Nachdem die Kommune die Gedenktafel abgelehnt hatte, reichte Karl Wenchel seinen Antrag bei der evangelischen Kirchengemeinde ein. Wenn schon die politische Gemeinde die namentliche Erinnerung nicht will, sollte sie wenigstens auf dem Gelände der Kirche einen Platz finden. „Ich dachte: Das kann die Kirche nicht ablehnen", sagt Karl Wenchel und verharrt einen Augenblick regungslos auf dem Drehstuhl, „ich war blauäugig."

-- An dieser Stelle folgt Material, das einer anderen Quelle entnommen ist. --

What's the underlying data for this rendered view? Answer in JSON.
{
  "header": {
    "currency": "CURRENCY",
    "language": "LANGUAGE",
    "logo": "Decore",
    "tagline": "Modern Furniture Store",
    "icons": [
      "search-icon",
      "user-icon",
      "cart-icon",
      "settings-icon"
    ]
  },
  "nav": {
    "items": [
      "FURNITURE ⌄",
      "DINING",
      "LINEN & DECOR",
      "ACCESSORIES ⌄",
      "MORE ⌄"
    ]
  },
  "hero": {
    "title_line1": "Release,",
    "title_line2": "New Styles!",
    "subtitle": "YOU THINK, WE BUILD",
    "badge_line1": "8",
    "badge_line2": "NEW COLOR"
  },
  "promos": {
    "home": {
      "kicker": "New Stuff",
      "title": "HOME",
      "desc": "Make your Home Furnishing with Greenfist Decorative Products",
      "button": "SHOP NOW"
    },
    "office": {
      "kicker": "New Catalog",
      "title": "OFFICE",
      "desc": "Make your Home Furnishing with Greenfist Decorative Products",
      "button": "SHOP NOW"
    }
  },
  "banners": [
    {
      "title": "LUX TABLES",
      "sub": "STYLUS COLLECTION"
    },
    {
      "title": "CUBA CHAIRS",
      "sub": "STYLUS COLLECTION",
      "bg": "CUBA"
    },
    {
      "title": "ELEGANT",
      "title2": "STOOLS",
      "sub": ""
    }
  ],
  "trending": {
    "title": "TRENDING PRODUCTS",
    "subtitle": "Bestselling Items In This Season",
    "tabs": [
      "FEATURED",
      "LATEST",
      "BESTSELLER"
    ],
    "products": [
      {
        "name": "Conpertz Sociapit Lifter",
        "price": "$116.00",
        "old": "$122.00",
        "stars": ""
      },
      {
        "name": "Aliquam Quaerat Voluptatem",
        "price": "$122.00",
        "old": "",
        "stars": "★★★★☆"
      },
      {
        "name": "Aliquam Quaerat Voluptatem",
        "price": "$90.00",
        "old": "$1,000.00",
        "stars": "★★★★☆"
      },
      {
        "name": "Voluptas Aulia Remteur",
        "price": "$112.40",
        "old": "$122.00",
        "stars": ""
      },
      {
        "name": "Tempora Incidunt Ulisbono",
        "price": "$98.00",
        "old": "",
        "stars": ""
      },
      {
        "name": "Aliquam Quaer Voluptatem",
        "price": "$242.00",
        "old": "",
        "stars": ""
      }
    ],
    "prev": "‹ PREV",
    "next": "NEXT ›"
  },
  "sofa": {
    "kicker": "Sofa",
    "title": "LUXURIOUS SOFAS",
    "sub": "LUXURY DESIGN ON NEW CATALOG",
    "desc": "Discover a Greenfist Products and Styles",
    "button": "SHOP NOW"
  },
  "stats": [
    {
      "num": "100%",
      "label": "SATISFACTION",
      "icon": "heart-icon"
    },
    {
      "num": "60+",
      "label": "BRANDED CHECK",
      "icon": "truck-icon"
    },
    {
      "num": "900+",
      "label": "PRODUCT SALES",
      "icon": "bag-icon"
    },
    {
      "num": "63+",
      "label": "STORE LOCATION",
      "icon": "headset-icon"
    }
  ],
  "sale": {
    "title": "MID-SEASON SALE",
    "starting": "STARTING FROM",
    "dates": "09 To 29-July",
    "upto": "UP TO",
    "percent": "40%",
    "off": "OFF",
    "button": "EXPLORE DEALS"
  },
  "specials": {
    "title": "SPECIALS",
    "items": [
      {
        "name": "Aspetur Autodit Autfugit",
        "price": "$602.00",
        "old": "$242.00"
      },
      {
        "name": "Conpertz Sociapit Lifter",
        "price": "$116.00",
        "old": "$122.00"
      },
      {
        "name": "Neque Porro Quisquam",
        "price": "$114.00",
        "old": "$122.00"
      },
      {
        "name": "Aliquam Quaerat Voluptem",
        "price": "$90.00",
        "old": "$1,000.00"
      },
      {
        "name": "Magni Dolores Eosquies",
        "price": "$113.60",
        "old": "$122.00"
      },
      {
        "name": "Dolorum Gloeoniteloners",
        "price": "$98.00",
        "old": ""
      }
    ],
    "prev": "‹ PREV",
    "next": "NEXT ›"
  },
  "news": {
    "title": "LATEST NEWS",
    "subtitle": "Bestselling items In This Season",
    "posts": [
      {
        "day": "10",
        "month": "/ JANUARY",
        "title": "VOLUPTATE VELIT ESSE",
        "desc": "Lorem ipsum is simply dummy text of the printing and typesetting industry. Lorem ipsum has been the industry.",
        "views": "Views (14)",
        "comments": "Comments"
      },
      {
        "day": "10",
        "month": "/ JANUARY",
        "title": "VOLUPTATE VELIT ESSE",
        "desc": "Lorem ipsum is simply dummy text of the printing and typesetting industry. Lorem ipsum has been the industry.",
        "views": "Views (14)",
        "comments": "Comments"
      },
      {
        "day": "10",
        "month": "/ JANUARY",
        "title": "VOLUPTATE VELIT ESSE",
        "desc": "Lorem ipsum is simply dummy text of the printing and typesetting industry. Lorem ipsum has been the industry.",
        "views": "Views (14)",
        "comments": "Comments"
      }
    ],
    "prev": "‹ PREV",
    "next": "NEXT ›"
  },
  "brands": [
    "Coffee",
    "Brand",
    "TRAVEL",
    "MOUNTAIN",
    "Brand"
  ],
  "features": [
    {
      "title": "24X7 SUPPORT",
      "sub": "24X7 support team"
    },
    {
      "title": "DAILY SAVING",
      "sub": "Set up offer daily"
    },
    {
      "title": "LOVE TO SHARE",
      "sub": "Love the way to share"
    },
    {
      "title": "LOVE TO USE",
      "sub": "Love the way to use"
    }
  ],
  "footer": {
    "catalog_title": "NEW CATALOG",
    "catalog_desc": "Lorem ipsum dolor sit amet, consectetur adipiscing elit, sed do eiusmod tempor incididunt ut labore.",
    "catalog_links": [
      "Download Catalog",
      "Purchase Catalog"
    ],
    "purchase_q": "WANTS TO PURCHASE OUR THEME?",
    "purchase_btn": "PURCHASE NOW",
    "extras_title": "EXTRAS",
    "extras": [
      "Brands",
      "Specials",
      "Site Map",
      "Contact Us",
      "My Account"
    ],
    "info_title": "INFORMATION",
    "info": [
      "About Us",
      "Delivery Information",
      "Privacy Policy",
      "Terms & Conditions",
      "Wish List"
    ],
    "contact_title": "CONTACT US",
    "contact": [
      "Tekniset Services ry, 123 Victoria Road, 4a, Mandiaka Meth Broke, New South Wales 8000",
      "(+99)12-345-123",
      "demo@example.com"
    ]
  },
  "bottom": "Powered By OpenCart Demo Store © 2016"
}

Richtig abgelehnt hat die Kirche nicht. Aber auch nicht richtig zugestimmt. „Wir wollen ja namentlich erinnern. Aber Messel ist noch nicht soweit", sagt das Pfarrer-Ehepaar. Monatelang haben sie im Gemeindebrief Für und Wider gegeneinander abgewogen. „Wir können nicht mit dem Kopf durch die Wand", bedauert Pfarrerin Elke Burgholz. „Wenn die Leute sich erinnern sollen, müssen wir diplomatisch sein." Messel ist noch nicht so weit — mehr als 60 Jahre nach dem Holocaust.
Die von Karl Wenchel erhoffte „Lawine von Medienanfragen" ist längst Geschichte. Sie rauschte so schnell vorbei wie sie gekommen war, ohne Spuren zu hinterlassen. Das Nein des Kirchenvorstands ist heute nicht mehr als eine Fußnote einer Debatte, die keiner mehr führen will. Von einem Mitglied der Kirchengemeinde kommt der gut gemeinte Vorschlag, der Ortshistoriker solle doch sein Wissen „in eine Handreichung für die Messler Grundschüler" einarbeiten. Aber Karl Wenchel rennt schon wieder mit dem Kopf Richtung Wand. Er will Spenden sammeln und die Gedenktafel mit den Namen an seinem eigenen Haus anbringen - mitten im alten Ortskern.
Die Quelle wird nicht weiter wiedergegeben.